Gary Allen Sorenson (born 1943 in Calgary, Alberta) is a Canadian businessman who was arrested at Calgary International Airport on September 29, 2009 for an alleged role in a Ponzi scheme that scammed investors of more than C$300 million, the largest in Canada. On July 28, 2015 Gary Sorenson, 71, and Milowe Brost, 61, were sentenced in a Calgary courtroom to 12 years in prison for their elaborate, multimillion-dollar fraud.

== Biography ==

Gary Sorenson was born in Calgary, Alberta in 1943.

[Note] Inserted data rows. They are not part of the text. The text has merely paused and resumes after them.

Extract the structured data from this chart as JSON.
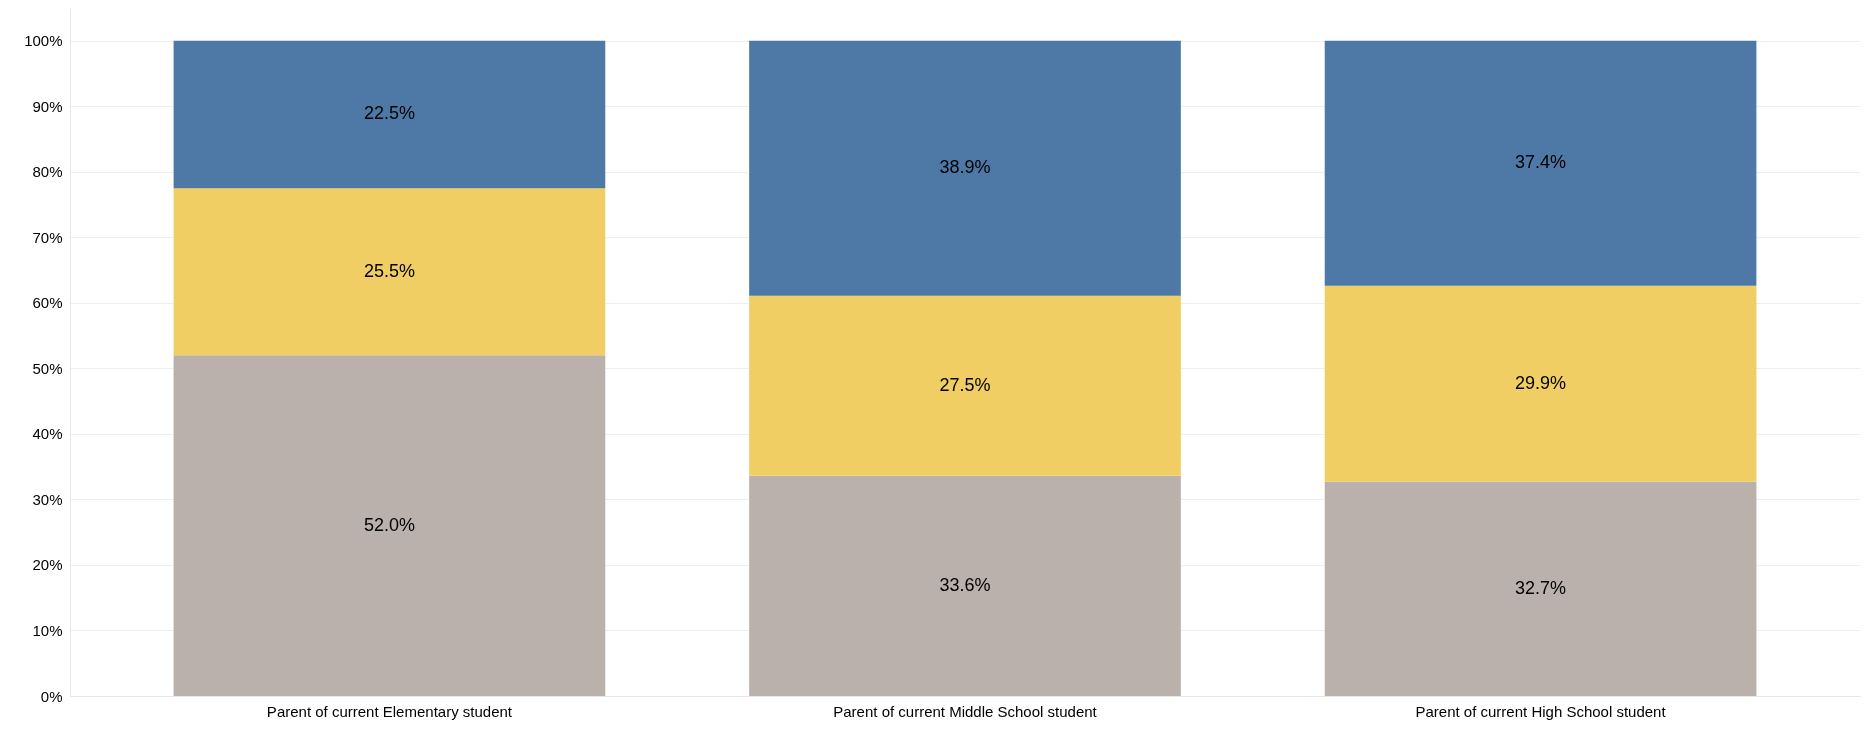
{
  "chart_data": {
    "type": "bar",
    "stacked": true,
    "categories": [
      "Parent of current Elementary student",
      "Parent of current Middle School student",
      "Parent of current High School student"
    ],
    "series": [
      {
        "color": "#bab0ac",
        "values": [
          52.0,
          33.6,
          32.7
        ],
        "value_labels": [
          "52.0%",
          "33.6%",
          "32.7%"
        ]
      },
      {
        "color": "#f1ce63",
        "values": [
          25.5,
          27.5,
          29.9
        ],
        "value_labels": [
          "25.5%",
          "27.5%",
          "29.9%"
        ]
      },
      {
        "color": "#4e79a7",
        "values": [
          22.5,
          38.9,
          37.4
        ],
        "value_labels": [
          "22.5%",
          "38.9%",
          "37.4%"
        ]
      }
    ],
    "ylim": [
      0,
      105
    ],
    "yticks": [
      {
        "value": 0,
        "label": "0%"
      },
      {
        "value": 10,
        "label": "10%"
      },
      {
        "value": 20,
        "label": "20%"
      },
      {
        "value": 30,
        "label": "30%"
      },
      {
        "value": 40,
        "label": "40%"
      },
      {
        "value": 50,
        "label": "50%"
      },
      {
        "value": 60,
        "label": "60%"
      },
      {
        "value": 70,
        "label": "70%"
      },
      {
        "value": 80,
        "label": "80%"
      },
      {
        "value": 90,
        "label": "90%"
      },
      {
        "value": 100,
        "label": "100%"
      }
    ],
    "grid": "y"
  }
}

Prior to his arrest, he was believed to be residing in a mansion in Honduras just outside the capital of Tegucigalpa. The Alberta Securities Commission, the regulatory agency responsible for administering the province's securities laws, alerted the RCMP about the Ponzi scheme in 2007.

== Allegations ==
Sorenson, and fellow Canadian Milowe Brost, are both accused of deceiving 3,000 people in Canada, the United States, and overseas out of $100 million, and possibly up to $400 million, between 1999 and 2008. According to the Royal Canadian Mounted Police (RCMP), Sorenson and Brost created a business named Syndicated Gold Depository S.A. and then formed an agreement to lend money to Merendon Mining, promising a high rate of return. Investors were then enticed into offshore shell companies marketed by Brost's firms, Capital Alternatives Inc. and Institute for Financial Learning Group of Companies Inc. In the 1980s Sorenson was allegedly involved with persons carrying out illegal distribution of securities in Calgary, Alberta Canada and in importing illegal drugs from west Africa according to information contained in RCMP and Alberta Securities Commission files.

=== Arrest ===
Sorenson was arrested on September 29, 2009, at the Calgary International Airport in Calgary, Alberta. He was charged with fraud and theft over $5,000. Sorenson was brought before a justice of the peace and was released on bail of $150,000 cash or $300,000 surety, though he had to surrender his Canadian passport to authorities and was required to remain in Alberta to report weekly to the RCMP. If convicted, he could face a sentence of up to 14 years.

=== Trial ===
Sorenson and co-accused Milowe Brost stood trial in Calgary in relation to what police described as one of the largest Ponzi-type schemes in Canadian history. During the proceedings, Sorenson dismissed his legal counsel partway through the trial and chose to represent himself. In February 2015, he delivered his own closing argument to the jury, stating that his defence rested on what he described as “the truth” and arguing that the Crown had not proven its case beyond a reasonable doubt. He pleaded not guilty to charges of fraud and theft. Brost also pleaded not guilty and was represented by legal counsel throughout the trial.

=== Conviction ===

In July 2015 Sorenson received a sentence of 12 years for his role in the scheme. The court said Sorenson and his partner bilked more than 2400 investors from around the world of $200–400 million. "The crimes committed by these two offenders are two of the biggest frauds in Canadian history, Queen's Bench Justice Robert Hall said in a Calgary courtroom. "They were motivated in my mind by greed with no regard to the effect on the many, many investors they defrauded, he added.

After orchestrating the largest Ponzi scheme in Canadian history, Milowe Brost and Gary Sorenson were out of prison after serving just over two years of their 12-year sentences.
Because their nine-year crimes began in 1999, before changes to Canadian legislation, Brost and Sorenson were able to apply for parole after serving one-sixth of their sentences.